PLoS ONE (Jan 2014)

Development and application of an immunoaffinity column enzyme immunoassay for mycotoxin zearalenone in complicated samples.

  • Xiaoqian Tang,
  • Xin Li,
  • Peiwu Li,
  • Qi Zhang,
  • Ran Li,
  • Wen Zhang,
  • Xiaoxia Ding,
  • Jiawen Lei,
  • Zhaowei Zhang

DOI
https://doi.org/10.1371/journal.pone.0085606
Journal volume & issue
Vol. 9, no. 1
p. e85606

Abstract

Read online

The zearalenone (ZEA) monoclonal antibody (mAb) 2D3, one of the highest sensitivity antibodies, was developed. Based on this mAb, it was established of an immunoaffinity column (IAC) coupled with an indirect competitive enzyme-linked immunosorbent assay (icELISA). After optimization, the icELISA allowed an IC50 against ZEA of 0.02 µg L(-1). The mAb 2D3 exhibited a high recognition of ZEA (100%) and β-zearalenol (β-ZOL, 88.2%). Its cross-reactivity with α-zearalenol (α-ZOL) and β-zearalanol (β-ZAL) were found to be 4.4% and 4.6%, respectively.

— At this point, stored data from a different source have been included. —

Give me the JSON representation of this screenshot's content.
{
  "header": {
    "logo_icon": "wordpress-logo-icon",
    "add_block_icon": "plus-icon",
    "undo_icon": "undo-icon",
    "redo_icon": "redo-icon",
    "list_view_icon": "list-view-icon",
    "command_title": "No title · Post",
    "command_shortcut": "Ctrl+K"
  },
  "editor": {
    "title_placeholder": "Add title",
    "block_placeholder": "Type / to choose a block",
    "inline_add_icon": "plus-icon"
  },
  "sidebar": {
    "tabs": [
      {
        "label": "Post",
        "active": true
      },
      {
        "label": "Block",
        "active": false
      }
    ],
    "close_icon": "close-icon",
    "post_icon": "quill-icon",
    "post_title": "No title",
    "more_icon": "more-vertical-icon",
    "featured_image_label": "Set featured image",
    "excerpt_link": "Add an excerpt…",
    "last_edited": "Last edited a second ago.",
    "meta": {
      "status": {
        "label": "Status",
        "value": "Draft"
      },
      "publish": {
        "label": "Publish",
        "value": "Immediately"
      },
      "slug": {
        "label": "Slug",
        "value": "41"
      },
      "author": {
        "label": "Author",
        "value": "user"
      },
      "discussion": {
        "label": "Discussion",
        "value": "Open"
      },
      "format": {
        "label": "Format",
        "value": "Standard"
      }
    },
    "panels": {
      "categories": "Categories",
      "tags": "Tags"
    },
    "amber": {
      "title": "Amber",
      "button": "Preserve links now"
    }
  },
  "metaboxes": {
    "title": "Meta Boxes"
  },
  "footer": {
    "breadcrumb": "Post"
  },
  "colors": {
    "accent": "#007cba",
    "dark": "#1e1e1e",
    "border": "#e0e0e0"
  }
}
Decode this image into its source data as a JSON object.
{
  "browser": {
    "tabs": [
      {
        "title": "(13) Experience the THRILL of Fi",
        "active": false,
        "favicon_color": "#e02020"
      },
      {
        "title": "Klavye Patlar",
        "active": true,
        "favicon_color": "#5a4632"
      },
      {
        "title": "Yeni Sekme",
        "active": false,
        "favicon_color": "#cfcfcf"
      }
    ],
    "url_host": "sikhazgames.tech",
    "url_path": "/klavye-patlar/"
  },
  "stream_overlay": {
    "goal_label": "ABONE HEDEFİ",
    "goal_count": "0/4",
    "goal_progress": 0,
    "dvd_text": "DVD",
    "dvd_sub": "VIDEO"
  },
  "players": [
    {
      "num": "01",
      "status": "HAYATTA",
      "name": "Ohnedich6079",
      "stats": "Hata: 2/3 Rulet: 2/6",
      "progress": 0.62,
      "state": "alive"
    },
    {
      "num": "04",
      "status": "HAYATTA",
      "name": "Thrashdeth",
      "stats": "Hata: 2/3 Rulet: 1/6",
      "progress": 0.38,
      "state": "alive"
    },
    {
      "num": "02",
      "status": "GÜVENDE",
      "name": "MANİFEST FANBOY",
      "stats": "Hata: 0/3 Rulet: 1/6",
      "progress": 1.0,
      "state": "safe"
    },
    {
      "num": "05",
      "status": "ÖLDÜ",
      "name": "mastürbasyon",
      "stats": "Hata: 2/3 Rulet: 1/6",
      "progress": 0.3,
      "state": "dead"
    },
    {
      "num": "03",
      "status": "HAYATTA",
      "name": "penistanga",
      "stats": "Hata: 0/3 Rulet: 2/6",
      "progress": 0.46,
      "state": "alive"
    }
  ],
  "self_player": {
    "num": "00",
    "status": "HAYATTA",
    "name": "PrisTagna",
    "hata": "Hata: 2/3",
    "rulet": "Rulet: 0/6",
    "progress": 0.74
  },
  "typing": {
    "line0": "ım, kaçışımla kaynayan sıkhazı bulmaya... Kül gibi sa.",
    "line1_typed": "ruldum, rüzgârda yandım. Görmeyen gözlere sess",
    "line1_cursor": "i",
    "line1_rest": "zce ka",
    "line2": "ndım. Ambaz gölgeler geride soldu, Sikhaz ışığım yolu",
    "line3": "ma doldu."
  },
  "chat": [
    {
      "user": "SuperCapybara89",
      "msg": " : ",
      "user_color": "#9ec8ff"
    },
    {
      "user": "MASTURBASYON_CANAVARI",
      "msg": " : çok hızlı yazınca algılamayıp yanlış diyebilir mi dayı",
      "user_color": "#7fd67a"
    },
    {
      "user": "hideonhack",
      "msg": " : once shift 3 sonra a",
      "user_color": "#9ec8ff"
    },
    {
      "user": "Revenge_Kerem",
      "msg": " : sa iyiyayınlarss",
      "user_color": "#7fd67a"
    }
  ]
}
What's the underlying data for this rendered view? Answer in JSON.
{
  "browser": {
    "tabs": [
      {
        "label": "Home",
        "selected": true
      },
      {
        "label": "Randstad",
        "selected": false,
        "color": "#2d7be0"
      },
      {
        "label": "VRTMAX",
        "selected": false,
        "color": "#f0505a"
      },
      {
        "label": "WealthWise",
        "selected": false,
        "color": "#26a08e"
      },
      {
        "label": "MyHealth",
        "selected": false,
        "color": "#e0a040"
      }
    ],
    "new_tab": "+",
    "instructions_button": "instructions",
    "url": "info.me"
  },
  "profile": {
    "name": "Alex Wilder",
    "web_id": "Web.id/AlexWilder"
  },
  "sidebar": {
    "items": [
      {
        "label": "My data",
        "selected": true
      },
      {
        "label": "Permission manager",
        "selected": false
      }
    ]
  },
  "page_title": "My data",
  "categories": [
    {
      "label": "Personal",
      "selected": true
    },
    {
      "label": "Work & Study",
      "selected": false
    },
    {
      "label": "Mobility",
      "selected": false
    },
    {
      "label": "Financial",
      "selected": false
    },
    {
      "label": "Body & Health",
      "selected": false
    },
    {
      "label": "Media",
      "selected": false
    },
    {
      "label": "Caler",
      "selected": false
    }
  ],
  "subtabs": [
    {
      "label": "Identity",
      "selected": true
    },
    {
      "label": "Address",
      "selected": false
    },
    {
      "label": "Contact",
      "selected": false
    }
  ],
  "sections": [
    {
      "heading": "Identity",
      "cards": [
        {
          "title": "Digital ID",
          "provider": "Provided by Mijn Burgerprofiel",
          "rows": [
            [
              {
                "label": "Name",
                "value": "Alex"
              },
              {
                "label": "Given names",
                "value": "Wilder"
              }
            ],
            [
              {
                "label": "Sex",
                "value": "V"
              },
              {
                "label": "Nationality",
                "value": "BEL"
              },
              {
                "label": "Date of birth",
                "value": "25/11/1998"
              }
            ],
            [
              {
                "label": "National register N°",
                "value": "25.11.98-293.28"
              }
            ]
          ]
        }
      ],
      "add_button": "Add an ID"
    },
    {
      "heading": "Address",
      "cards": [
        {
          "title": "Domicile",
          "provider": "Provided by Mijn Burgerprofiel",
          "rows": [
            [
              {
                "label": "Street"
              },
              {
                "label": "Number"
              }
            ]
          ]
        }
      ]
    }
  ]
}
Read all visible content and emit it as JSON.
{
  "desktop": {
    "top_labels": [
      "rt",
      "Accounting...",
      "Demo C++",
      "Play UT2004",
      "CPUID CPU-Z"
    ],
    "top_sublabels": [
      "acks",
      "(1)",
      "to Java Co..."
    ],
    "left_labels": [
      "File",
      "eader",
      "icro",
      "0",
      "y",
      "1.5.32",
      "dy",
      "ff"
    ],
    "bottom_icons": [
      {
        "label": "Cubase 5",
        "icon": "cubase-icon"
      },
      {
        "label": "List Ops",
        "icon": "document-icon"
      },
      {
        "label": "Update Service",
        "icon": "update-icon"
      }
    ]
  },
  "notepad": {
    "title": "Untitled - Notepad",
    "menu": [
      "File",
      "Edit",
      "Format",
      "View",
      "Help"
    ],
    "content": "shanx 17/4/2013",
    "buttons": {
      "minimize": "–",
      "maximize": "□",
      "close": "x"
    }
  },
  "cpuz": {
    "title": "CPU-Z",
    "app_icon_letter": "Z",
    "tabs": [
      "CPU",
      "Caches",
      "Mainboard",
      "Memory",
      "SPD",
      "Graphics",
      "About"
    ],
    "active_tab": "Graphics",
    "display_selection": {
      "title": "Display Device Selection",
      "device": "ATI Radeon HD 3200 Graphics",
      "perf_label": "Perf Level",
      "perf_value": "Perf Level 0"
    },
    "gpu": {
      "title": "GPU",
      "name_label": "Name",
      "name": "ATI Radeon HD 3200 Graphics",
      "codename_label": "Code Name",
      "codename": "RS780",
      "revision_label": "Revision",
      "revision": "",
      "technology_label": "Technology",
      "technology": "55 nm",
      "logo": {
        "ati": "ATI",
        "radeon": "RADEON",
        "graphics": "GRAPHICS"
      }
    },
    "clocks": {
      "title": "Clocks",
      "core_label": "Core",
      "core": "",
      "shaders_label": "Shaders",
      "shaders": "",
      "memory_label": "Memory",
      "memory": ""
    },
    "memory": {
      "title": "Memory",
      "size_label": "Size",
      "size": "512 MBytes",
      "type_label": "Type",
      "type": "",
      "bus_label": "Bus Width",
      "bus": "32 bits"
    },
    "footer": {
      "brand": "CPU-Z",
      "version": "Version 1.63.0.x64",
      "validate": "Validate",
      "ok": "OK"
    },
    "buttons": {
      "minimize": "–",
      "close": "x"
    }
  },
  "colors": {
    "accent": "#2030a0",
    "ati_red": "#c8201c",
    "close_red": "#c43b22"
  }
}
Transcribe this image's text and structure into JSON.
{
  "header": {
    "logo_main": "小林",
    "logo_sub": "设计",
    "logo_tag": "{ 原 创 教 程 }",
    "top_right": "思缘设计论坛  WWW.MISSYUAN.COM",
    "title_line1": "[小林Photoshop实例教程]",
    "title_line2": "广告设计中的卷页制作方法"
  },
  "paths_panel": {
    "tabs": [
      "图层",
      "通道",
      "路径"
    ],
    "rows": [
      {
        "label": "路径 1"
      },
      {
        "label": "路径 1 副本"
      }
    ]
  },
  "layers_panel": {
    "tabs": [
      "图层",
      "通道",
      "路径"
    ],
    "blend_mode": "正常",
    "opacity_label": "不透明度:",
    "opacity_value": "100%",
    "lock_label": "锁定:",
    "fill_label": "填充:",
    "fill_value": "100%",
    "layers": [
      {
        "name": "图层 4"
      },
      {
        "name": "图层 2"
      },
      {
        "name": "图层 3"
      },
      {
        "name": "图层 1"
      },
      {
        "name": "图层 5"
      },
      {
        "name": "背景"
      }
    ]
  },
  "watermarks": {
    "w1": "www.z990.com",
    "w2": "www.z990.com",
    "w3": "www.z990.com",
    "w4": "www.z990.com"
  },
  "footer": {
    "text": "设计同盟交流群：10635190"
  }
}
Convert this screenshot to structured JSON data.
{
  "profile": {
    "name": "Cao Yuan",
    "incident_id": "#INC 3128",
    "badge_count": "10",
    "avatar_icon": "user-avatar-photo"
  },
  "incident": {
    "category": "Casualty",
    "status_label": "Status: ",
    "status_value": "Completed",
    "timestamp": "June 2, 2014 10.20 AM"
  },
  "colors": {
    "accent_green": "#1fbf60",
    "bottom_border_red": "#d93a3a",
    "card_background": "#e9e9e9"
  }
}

The IAC-icELISA method was employed to analyze ZEA contamination in food samples, compared with high-performance liquid chromatography (HPLC). The spiked assay for ZEA demonstrated the considerable recoveries for IAC-icELISA (83-93%) and HPLC (94-108%) methods. Results showed that the mAb 2D3 and IAC-icELISA method posed potential applications in sensitively determination of ZEA in maize.